古代奇人列伝 01 "親子列伝"
1.親バカ クィントゥス・ハテリウス 早口で知られた人です。 愛児セクストゥス(日本語で”六郎”)を愛するあまり、その児が夭逝したのち、”六番”と聞いただけで号泣したとか。 「光」と聞いただけで激怒した、東洋の某専制君主を思い出します。 愛情深いのはよろしいですけど、付き合わされる周囲は迷惑だった事でしょう。
2.爺バカ アシニウス・ポリオ カエサル、オクタウィアヌスの有能な側近であり、凄惨な市民戦争を生き残った強運の人ですが... ある年、オクタウィアヌス主催の運動会で、孫が足を骨折してしまいました。 この事故に悲憤慷慨したポリオは、元老院で運動会批判の大演説を展開、ついに廃止に追い込みます。 現代に例えれば国会で騎馬戦廃止を訴えるようなものです。 当時の社会情勢を考えれば、憤慨すべき事や議論すべき事は、他にいくらでもあったはずですが......
3.子供が馬鹿 コンモドゥス ”哲人皇帝”マルクス・アウレリウスは、著書の冒頭で自分と関わったほぼ全ての人々に対して、感謝の気持ちを込めて彼らの長所を列挙しています。 ある意味自慢話に近いことを、実に長々とたっぷり聞かせてくれるのですが、一章まるごと感謝と礼賛で埋め尽くされた文中に、息子の名前は一度たりとも出てきません。 実際、アウレリウス帝の息子コンモドゥスは、感謝にも礼賛に値しない正真正銘の馬鹿殿でした。 コンモドゥス(Commodus)の名は中国の"恵帝"に相当しますが、臣民にたっぷり恵んだのは恩賞ではなく"死"。 彼以降、大ローマは衰亡の坂を転がり始めるのです。

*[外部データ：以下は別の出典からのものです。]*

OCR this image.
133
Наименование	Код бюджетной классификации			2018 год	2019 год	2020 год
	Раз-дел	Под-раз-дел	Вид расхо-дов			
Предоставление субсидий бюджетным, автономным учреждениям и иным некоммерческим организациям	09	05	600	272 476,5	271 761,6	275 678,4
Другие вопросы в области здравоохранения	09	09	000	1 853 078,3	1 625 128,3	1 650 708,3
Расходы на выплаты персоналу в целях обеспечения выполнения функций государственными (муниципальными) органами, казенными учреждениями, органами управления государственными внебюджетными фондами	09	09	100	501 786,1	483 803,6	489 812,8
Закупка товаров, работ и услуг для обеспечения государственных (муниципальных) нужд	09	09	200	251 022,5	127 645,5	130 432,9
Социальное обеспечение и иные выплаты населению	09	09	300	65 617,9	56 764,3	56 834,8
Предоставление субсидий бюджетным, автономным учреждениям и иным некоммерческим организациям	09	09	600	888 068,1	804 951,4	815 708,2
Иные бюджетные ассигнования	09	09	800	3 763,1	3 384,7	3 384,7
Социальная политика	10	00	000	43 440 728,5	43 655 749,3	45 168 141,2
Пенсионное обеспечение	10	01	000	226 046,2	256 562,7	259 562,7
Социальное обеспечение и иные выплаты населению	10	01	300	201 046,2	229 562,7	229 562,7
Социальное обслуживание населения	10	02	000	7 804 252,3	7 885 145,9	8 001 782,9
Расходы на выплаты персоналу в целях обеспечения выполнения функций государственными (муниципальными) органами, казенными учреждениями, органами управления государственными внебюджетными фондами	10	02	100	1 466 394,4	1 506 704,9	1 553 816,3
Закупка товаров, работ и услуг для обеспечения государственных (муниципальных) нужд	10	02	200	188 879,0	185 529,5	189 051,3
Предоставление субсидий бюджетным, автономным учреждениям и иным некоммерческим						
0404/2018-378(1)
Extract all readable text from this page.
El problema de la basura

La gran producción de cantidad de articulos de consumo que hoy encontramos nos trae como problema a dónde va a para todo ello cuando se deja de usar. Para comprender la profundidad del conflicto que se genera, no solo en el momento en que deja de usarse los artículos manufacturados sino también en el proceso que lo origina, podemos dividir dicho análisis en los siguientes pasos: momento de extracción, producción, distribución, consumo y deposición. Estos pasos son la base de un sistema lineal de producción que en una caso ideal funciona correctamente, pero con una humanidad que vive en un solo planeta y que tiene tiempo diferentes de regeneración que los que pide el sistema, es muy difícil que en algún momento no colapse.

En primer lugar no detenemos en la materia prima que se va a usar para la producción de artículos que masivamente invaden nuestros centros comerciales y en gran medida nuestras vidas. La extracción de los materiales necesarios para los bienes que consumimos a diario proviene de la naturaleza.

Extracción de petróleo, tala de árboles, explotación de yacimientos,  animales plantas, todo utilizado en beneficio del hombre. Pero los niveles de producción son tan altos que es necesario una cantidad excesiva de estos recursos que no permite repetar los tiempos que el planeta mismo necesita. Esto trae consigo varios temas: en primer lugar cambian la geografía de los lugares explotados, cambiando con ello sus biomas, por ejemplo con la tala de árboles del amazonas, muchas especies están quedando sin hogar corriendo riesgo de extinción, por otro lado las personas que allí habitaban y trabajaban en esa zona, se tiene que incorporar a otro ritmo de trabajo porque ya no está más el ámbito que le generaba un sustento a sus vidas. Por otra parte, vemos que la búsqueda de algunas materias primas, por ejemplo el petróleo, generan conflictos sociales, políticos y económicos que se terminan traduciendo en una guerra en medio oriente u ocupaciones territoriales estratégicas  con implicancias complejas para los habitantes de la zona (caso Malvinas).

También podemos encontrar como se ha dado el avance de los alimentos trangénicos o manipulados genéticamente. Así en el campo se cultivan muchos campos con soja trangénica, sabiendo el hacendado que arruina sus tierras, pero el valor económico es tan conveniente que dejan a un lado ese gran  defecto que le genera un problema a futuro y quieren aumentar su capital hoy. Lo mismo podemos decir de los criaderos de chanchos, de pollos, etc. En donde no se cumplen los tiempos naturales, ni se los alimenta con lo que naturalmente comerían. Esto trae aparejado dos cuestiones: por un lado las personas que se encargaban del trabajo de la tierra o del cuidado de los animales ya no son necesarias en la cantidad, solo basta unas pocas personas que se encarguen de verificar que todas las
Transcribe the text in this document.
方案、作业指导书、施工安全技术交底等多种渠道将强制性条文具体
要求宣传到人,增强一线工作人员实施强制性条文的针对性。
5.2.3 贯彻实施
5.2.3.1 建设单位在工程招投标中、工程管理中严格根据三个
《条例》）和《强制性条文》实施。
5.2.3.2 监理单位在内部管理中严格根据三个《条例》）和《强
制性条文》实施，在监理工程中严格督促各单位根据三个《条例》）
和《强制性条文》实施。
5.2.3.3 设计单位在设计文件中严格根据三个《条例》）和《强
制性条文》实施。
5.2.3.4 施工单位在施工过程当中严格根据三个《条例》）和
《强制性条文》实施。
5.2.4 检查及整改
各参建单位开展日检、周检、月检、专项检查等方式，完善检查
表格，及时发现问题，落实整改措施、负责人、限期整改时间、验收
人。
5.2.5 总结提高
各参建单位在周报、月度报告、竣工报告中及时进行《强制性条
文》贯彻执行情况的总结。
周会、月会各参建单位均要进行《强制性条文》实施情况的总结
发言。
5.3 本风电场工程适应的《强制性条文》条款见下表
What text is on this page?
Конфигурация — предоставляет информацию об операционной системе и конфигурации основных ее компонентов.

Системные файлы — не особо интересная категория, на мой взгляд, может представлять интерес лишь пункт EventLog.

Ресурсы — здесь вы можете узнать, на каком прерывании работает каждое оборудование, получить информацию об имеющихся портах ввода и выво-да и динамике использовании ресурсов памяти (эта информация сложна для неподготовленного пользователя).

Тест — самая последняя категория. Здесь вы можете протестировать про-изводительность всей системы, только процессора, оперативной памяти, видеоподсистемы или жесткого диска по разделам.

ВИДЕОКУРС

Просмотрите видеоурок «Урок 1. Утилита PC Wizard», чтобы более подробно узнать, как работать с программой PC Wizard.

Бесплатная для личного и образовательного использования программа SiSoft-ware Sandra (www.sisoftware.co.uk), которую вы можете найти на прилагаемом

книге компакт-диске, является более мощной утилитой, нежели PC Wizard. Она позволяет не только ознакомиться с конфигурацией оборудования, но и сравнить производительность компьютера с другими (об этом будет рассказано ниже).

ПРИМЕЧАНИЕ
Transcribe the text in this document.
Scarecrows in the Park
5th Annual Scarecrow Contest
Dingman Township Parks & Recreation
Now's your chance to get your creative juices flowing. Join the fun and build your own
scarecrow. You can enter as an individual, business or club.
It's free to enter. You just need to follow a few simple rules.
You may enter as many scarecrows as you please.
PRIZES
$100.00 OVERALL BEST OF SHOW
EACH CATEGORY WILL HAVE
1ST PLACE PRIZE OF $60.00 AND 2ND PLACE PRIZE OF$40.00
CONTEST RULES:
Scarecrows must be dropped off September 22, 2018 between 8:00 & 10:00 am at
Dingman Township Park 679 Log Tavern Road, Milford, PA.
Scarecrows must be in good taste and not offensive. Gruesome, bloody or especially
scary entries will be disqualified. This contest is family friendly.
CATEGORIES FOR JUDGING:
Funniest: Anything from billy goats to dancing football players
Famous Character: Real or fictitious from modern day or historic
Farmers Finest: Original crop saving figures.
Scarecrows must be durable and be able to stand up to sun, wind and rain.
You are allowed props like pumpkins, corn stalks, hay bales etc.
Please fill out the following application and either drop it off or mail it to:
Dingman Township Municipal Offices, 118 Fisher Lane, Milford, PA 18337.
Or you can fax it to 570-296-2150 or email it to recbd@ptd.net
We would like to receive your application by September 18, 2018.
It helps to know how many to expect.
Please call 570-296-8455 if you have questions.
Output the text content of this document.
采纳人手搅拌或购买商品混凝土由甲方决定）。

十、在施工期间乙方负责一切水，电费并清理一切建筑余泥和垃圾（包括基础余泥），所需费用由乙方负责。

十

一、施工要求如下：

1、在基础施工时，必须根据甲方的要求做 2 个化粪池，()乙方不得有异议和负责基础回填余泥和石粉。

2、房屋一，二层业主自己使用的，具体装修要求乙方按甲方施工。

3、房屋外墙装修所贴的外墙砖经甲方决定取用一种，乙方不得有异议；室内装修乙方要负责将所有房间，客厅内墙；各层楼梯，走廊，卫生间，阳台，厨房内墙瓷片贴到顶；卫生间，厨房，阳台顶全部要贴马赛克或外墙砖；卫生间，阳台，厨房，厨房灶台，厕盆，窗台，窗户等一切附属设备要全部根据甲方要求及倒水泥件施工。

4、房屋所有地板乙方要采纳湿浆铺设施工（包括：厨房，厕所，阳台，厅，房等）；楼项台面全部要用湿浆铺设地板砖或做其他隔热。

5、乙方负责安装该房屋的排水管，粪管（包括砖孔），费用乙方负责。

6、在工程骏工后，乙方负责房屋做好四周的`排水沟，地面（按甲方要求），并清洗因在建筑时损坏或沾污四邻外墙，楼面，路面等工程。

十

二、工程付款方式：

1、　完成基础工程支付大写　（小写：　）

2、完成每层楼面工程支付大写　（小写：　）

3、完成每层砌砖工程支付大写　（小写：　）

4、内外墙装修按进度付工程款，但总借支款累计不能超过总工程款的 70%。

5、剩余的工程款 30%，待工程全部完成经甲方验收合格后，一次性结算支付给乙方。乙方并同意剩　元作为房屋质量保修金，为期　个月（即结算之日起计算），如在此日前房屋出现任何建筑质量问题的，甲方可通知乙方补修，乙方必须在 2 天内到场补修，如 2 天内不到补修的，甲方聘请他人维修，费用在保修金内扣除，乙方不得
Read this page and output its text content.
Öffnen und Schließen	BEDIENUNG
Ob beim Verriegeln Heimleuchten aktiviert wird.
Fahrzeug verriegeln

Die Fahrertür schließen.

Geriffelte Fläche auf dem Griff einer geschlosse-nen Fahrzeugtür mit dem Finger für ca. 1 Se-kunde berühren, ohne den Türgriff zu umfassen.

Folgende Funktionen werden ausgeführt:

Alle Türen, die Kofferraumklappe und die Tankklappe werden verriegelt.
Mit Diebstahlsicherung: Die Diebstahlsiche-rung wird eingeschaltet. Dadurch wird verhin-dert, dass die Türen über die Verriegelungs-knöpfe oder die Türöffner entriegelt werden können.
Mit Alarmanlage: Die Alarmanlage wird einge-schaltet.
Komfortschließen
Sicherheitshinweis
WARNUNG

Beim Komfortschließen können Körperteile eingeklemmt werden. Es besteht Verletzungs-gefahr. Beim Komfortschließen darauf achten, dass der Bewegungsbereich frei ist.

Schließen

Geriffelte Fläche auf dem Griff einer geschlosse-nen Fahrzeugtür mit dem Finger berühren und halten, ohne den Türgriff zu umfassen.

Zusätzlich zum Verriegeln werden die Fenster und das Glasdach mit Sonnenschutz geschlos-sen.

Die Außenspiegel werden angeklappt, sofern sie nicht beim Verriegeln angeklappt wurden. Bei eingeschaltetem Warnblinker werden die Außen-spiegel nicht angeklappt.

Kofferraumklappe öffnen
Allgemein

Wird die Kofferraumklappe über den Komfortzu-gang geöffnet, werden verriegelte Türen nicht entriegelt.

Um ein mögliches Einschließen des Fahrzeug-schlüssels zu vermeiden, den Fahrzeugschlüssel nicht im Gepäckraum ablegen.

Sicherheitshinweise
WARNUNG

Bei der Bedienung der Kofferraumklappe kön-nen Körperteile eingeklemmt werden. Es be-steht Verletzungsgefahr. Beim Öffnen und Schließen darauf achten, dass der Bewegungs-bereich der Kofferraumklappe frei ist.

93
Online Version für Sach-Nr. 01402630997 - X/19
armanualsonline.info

4.トンビが鷹を産んだ ポンペイウス・ストラボー カエサル(シーザー)と天下を争った、大ポンペイウス。その華やかな経歴と絶大な人気はあまりに有名ですが、彼の父親は天下の嫌われ者でした。 ストラボー、すなわち”やぶにらみのポンペイウス”とあだ名され、金にがめつく喧嘩っ早い事で知られていたそうです。 このストラボーは、イカズチに撃たれて死にました。 雷電はユピテル大神の使者。 当時の人々がこれをどう受け取ったかは、想像に難くありません。
ストラボーの遺骸は棺桶から引きずりだされ、意趣返しに供されたと聞きます。
おまけ.二世は大変 グナエウス・ポンペイウス 上述大ポンペイウスの息子です。英雄の後継者としてそれなりに注目を浴び、市民戦争時は、ローマの最も重要な保護国に赴任していました。 ですが運命とは残酷なもの。 父がカエサルに敗北すると、落ち目になった息子はあっさりフラレてしまいました。 あれまぁ... 父と家門の名誉と男のプライドをいっぺんに失ったグナエウス。 しかし彼は何とかスペインに落ち延びて、健気にも父の戦争を続行するのです。
ちなみにグナエウスを捨てた"国一番の美女"、たしか名前はクレオパ(以下省略)。